A typical phone call with my mom involves learning about some of our family friends back home. Invariably, a given set of family friends would have someone my age who I either went to high school with or happened to socialize with in community events. I enjoy these updates because its great to see everyone carving out interesting lives for themselves.
In any case, I recently heard from her about a friend of mine who is now doing an internal medicine residency in Cleveland, OH. This chap was a year ahead of me in high school and someone I really looked up to as I tried to temper and use for good my pre-college pre-med craziness. Like everyone else, I ended up googling him thereafter and came across this really interesting article about a medical school experience of his in the New York Times.
As a physician in training, I am working on developing two skill sets. The first is building enough experiential knowledge in order to recognize important aspects of clinical situations more quickly and thereby reach a diagnostic and treatment pathway earlier on in the clinical encounter. The second is to "think outside the box" and develop a "broad differential diagnosis", meaning one thinks of all of the possibilities why someone might be coming into the hospital to start with and then using the available data to parse out what is more likely to be happening than what is not. Experience is important here, too. As you see more patients, you'll see some weird things, and those will get added to your possibility space as you move forward.
However, I've always wondered whether there are situations where these two skills aren't complementary. The first skill brings forth a form of pattern recognition: "this looks like acute heart failure because I've seen hundreds of these and that was it has to be." This is what experienced clinicians bring to the table. On the other hand, "thinking outside the box" involves convincing yourself that there is a non-zero probability that a rare diagnosis may be driving the picture. This is what medical students are good at, in part because they aren't really taught much about population prevalence and probabilities, evening the playing field between the common and the rare. But I wonder, at least at some points in time, if part of this is also because medical students are not "encumbered" by experiential knowledge. As a result, they can "go outside of the box" because they don't have tunnel vision? They come into a clinical situation with fresh eyes, in some sense like an outside consultant.

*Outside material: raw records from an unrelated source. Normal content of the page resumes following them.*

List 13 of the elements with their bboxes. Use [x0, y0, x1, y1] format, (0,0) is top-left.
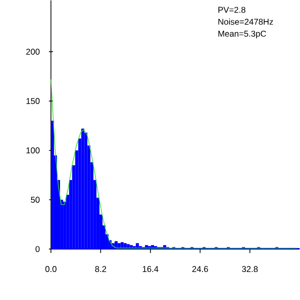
- y-tick-label: 150: [26, 98, 40, 104]
- annotation: Mean=5.3pC: [218, 30, 266, 38]
- x-tick-label: 32.8: [242, 266, 258, 272]
- x-tick-label: 0.0: [45, 266, 56, 272]
- y-tick-label: 200: [26, 48, 40, 55]
- x-tick-label: 24.6: [192, 266, 208, 272]
- annotation: Noise=2478Hz: [218, 18, 274, 25]
- y-tick-label: 50: [30, 196, 40, 203]
- x-tick-label: 16.4: [142, 266, 158, 272]
- x-tick-label: 8.2: [95, 266, 106, 272]
- y-tick-label: 0: [36, 246, 40, 252]
- annotation: PV=2.8: [218, 6, 246, 13]
- y-tick-label: 100: [26, 147, 40, 154]
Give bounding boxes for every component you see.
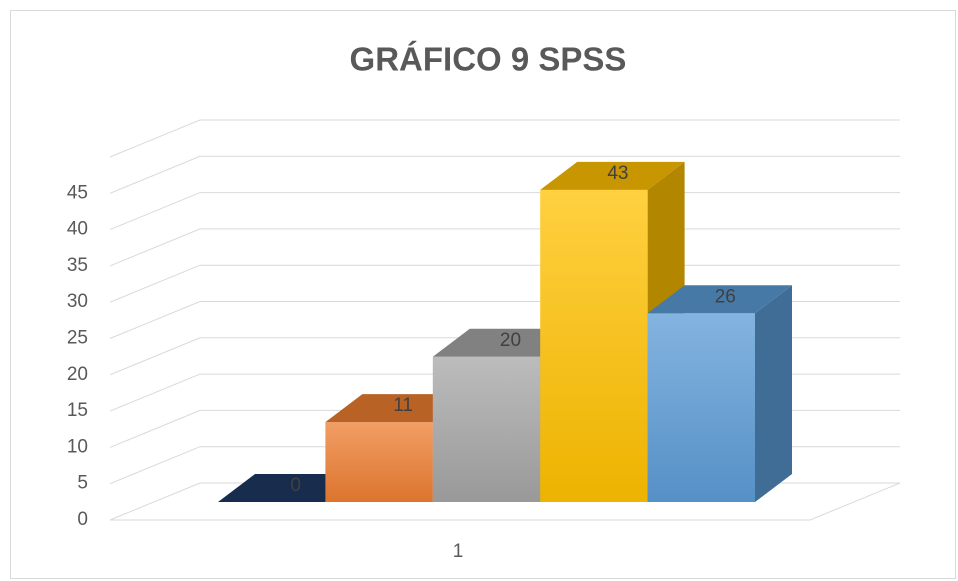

The NYT piece about my family friend discusses a situation where more experienced clinicians zeroed in on one particular diagnosis but then were at a loss when they didn't find the evidence to support this. My friend, a fresh wide-eyed third year medical student, was able to think outside the box about a rare illness that could unify all the laboratory results and physical exam findings. He turned out to be right. The piece goes on to discuss the value of a fresh, unadulterated pair of eyes.
I'm barely two months in to my residency, but I've been wondering how to optimize returns to my experiences while at least keeping one eye outside the box. On the other hand, I think, in general, the returns to experience are positive with almost all patients. That is, having more clinical experiences under your belt is usually better. In the other cases, which may be rare, maybe my best bet then is to rely on the fresh supply of medical students and doctors-in-training. Or maybe it actually does make sense for a hospital to have some weirdo like House, MD to outsource bizarre, intractable cases to. We'll each have our comparative advantage and can capitalize on "returns to specialization." Thoughts?